A month after the CTV Building collapsed in the February 2011 earthquake, killing 115 people, Dr Reay asked senior structural engineer David Whittaker to act as a referee for his renewed registration as a chartered professional engineer with the Institution of Professional Engineers New Zealand (IPENZ).
A disciplinary committee hearing, triggered by an IPENZ complaint against Dr Reay, is underway in Christchurch, to determine whether Dr Reay declared his connection with the building on his application.
Mr Whittaker said at the time he acted as a referee for Dr Reay, the engineering reasons behind the building's failure were unknown.
He said he assumed the engineers assessing Dr Reay, and IPENZ, would have been aware of Dr Reay's connection with CTV, but today conceded he should not have made that assumption.
"On reflection I accept that I should have mentioned the knowledge I had of Dr Reay's former firm having designed the CTV Building," Dr Whittaker said.
He said he was not asked to fill out a form referees usually complete and had acted as a referee for only one other applicant.

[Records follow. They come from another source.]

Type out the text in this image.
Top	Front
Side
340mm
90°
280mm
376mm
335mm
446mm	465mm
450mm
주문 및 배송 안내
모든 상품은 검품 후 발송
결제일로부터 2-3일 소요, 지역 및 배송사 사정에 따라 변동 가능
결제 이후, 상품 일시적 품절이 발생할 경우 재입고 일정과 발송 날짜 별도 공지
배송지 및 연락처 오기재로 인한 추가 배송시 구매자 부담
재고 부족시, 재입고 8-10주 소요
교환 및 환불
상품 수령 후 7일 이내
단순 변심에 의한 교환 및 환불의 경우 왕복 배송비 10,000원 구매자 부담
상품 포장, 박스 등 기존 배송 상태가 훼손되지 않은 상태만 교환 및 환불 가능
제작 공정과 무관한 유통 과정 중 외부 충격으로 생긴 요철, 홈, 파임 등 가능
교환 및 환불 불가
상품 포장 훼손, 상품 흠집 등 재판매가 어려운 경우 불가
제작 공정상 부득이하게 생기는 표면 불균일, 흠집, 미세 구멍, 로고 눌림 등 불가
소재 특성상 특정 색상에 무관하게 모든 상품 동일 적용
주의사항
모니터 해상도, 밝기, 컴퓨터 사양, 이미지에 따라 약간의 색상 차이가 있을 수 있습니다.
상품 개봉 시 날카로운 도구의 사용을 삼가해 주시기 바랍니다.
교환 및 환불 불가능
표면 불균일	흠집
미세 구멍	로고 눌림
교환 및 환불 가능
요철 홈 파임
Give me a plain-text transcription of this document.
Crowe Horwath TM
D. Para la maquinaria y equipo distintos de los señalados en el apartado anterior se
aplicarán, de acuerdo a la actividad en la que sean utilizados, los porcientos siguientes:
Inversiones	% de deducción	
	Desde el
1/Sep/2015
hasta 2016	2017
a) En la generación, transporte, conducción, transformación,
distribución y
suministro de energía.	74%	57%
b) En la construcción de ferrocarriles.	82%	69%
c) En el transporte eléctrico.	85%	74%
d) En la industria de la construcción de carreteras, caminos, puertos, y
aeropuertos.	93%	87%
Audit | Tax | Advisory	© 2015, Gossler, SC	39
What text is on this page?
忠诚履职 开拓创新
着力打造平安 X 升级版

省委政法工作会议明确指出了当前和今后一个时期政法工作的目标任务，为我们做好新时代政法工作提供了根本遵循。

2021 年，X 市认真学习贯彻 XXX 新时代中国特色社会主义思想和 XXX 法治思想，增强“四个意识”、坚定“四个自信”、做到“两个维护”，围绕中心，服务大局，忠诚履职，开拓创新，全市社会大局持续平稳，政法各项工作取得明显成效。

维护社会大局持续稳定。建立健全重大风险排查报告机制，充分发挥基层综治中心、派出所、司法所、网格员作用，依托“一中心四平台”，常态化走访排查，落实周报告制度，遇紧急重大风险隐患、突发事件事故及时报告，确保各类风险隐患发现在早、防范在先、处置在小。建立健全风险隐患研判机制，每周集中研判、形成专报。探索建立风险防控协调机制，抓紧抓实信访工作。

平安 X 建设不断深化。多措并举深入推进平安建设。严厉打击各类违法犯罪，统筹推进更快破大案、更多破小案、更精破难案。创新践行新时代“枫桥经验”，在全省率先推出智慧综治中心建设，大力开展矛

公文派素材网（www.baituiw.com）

For that candidate, he told the committee he was asked to judge if the candidate was of sound mind, which he found an "odd question".

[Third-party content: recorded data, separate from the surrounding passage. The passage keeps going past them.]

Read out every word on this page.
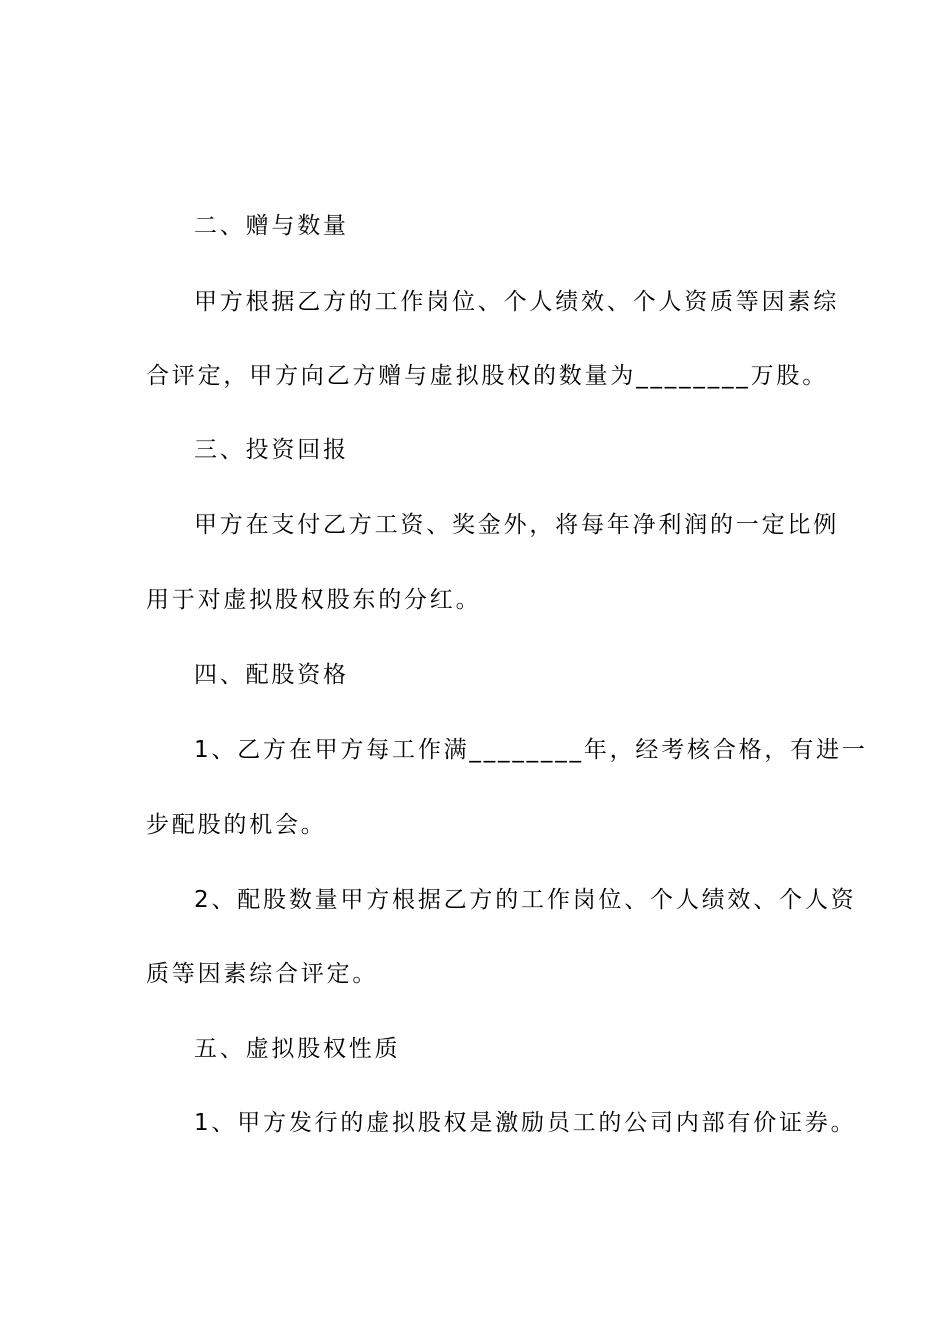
二、赠与数量
甲方根据乙方的工作岗位、个人绩效、个人资质等因素综
合评定，甲方向乙方赠与虚拟股权的数量为________万股。
三、投资回报
甲方在支付乙方工资、奖金外，将每年净利润的一定比例
用于对虚拟股权股东的分红。
四、配股资格
1、乙方在甲方每工作满________年，经考核合格，有进一
步配股的机会。
2、配股数量甲方根据乙方的工作岗位、个人绩效、个人资
质等因素综合评定。
五、虚拟股权性质
1、甲方发行的虚拟股权是激励员工的公司内部有价证券。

Dr Reay's counsel Hugh Rennie QC has spent most of his time highlighting potential weaknesses in the IPENZ registration system.
After IPENZ laid the complaint against Dr Reay alleging that he did not disclose his involvement with the CTV Building, Dr Whittaker said he was phoned by a member of the IPENZ Registration Authority and asked whether he had known about the CTV connection.

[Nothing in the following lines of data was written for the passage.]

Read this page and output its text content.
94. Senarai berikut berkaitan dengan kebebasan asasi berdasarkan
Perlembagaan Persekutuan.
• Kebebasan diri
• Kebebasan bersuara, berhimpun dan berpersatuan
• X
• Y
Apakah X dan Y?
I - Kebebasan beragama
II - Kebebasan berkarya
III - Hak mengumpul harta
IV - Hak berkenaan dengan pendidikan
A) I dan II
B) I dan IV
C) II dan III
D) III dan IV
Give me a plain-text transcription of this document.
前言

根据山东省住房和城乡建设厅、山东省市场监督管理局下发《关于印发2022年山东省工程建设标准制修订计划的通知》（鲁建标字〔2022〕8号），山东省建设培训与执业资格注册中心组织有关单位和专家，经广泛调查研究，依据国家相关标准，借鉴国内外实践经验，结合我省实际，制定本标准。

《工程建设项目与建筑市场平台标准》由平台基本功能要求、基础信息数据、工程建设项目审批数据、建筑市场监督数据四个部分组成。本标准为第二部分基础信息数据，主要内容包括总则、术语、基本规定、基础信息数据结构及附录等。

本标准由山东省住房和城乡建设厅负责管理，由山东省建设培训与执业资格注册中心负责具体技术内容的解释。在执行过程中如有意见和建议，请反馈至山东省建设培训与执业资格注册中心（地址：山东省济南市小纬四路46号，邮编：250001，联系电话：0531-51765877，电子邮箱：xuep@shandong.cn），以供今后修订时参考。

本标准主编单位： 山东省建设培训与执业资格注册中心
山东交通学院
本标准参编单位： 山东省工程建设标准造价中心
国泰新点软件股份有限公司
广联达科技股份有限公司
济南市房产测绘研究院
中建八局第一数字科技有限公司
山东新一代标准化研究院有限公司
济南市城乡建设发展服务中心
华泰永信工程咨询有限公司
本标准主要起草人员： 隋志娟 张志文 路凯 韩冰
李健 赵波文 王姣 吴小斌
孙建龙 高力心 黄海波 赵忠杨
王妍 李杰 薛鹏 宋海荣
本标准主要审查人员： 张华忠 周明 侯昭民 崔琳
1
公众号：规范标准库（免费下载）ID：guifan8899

"I said I knew that Dr Reay's firm was connected with the CTV Building and that I knew of that at the time I acted as a referee, but I also knew that Alan hadn't personally designed the building, because Alan told me."
Dr Reay is today facing questions from the IPENZ Registration Authority's counsel.
The two panel members who assessed Dr Reay in April 2011 told the committee yesterday they did not recall him mentioning his firm's involvement with the CTV Building.
One member said he recalled a discussion about the CTV Building collapse from an engineering point of view and the other panel member said he was positive Dr Reay did not disclose his connection to it.
Dr Reay told the committee he was "specifically asked about building failures" and spoke about CTV.
The disciplinary committee has heard final submissions into a complaint about whether Dr Reay disclosed his involvement with the CTV Building when he applied for registration as a chartered professional engineer.
IPENZ Registration Authority counsel Pheroze Jagose said Dr Reay had misrepresented himself because the assessment panel, who granted his application on the basis of current engineering competence, was under the impression that Dr Reay's Christchurch buildings had performed well.
He said the personal connection one assessor had with the CTV Building would have triggered a conflict of interest and follow-up questions.
Tim Armitage knew Murray Wood, who died in the building, and yesterday said had Dr Reay mentioned his firm's involvement with the CTV Building design and construction, he would have naturally asked questions.
Mr Jagose said the committee had the "unenviable task of deciding who was right in terms of the content of that discussion".
Dr Reay said he was asked specifically about building failures and successes and chose to nominate the CTV Building as a failure, but other evidence indicated the assessors asked about general building performance.
Mr Jagose acknowledged that normal IPENZ and registration processes were not followed in Dr Reay's case, as he was one of three senior engineers whose applications were fast-tracked to allow them access to the central city red zone after the earthquake.
Dr Reay's lawyer, Hugh Rennie QC, analysed the handwritten note written by one assessor, Basil Wakelin, which said Dr Reay's Christchurch buildings "evidently performed well in the earthquakes".
"What in fact appears to have happened ... is that Mr Wakelin took his laptop to the Marlborough Sounds and somewhere between seven to 10 days after the interview wrote that sentence.
''Evidently is a judgemental word ... Dr Reay wouldn't say that, he would say they did or they didn't."
Mr Rennie said both Mr Wakelin and Mr Armitage had varying and inconsistent accounts of the assessment interview they conducted with Dr Reay in April 2011.
Mr Rennie said it took more than a year and seven written requests before Mr Armitage's notes were handed over to Dr Reay's lawyers.
Mr Rennie went as far as inferring that Mr Wakelin and Mr Armitage may have been "caucusing to make their stories join up".
He suggested that Mr Armitage might be prone to memory lapses and moments of confusion.
The committee will now deliberate the matter before making a written decision.
If the complaint is upheld, parties will be invited to make submissions on appropriate penalties.
The committee has the power to suspend, censure and fine Dr Reay.